Probably for psychological reasons, some peoples' colons allow water to be injected one time but then "freeze up" and resist successive enemas. For this reason better results are often obtained by having one enema, waiting a half hour, another enema, wait a half hour, and have a final enema.
A colonic machine in the hands of an expert operator can administer the equivalent of six or seven big enemas in less than one hour, and do this without undue discomfort or effort from the person receiving the colonic. However, the AMA has suppressed the use of colonics; they are illegal to administer in many states. Where colonics are legal, the chiropractors now consider this practice messy and not very profitable compared to manipulations. So it is not easy to find a skilled and willing colonic technician.

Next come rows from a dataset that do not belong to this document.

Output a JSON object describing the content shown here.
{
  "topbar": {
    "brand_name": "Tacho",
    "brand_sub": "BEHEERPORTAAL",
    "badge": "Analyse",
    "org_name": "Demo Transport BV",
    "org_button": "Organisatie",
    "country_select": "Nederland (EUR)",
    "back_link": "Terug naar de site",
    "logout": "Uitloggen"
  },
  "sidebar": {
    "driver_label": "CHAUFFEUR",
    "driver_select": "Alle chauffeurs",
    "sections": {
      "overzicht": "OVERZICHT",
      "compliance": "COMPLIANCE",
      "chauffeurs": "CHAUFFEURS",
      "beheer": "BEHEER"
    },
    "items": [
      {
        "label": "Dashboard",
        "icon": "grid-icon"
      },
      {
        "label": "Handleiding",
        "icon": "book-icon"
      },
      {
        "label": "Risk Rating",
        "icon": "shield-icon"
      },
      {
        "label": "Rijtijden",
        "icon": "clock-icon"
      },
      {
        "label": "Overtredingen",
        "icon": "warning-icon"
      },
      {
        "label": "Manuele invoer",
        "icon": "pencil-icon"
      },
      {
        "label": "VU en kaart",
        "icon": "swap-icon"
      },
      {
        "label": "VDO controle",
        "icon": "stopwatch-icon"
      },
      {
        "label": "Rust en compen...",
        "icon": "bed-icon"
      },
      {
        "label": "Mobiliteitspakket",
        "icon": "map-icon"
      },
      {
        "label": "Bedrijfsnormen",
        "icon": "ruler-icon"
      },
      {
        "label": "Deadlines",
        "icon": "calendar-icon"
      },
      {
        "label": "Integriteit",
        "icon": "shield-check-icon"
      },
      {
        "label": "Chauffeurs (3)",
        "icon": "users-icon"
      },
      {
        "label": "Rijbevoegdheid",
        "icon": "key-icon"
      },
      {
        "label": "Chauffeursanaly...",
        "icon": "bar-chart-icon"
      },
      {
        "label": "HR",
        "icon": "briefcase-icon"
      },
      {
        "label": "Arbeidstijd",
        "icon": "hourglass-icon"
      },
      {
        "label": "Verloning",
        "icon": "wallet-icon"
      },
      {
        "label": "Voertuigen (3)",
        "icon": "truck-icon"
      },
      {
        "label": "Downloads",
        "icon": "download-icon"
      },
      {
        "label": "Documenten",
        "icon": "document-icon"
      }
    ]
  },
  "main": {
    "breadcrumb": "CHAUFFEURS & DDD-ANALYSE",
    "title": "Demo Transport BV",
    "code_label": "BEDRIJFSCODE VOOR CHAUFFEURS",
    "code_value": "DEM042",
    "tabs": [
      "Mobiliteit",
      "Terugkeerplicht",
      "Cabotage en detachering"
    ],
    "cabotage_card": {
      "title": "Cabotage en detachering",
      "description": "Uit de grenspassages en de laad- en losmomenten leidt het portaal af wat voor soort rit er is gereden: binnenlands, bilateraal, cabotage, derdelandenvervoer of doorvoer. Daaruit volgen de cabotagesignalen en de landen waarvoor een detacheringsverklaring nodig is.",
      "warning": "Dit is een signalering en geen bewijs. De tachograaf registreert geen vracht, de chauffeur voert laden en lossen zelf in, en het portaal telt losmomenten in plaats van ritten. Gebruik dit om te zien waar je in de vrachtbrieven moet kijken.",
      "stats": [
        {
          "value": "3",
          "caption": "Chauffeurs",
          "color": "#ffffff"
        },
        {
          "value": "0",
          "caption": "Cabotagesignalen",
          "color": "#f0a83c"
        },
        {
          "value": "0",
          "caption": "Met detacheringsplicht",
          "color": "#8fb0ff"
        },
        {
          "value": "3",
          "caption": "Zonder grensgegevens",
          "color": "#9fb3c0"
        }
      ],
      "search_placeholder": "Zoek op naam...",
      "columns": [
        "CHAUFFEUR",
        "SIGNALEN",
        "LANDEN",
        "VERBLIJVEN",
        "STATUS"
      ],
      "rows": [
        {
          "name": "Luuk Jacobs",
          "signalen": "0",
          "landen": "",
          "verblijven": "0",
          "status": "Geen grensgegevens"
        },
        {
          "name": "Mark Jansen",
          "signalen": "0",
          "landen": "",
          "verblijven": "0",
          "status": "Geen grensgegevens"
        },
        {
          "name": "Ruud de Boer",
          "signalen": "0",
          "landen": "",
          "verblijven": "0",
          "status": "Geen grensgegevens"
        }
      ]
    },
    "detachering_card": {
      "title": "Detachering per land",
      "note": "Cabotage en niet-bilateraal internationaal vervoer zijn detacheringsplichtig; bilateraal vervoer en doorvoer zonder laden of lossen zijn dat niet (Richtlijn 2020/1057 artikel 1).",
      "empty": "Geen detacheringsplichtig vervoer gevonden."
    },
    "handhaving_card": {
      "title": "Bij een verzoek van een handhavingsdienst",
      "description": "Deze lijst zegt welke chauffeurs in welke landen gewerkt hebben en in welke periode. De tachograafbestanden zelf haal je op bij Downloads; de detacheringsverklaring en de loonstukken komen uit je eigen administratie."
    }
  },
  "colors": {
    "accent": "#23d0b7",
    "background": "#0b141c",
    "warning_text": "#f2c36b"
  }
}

Anyone who plans to give themselves therapeutic enemas while fasting would be well advised to first seek out a colonic therapist and receive two or three colonics delivered one day apart while eating lightly and then immediately begin the fast. Three colonics given on three successive days of a light, raw food diet are sufficient to empty all recently eaten food even from a very constipated, distended and bloated colon, while acquainting a person with their own bowel. Having an empty colon is actually a pleasant and to most people a thoroughly novel experience. A few well-delivered colonics can quickly accustom a person to the sensations accompanying the enema and demonstrate the effect to be achieved by oneself with an enema bag, something not quickly discoverable any other way.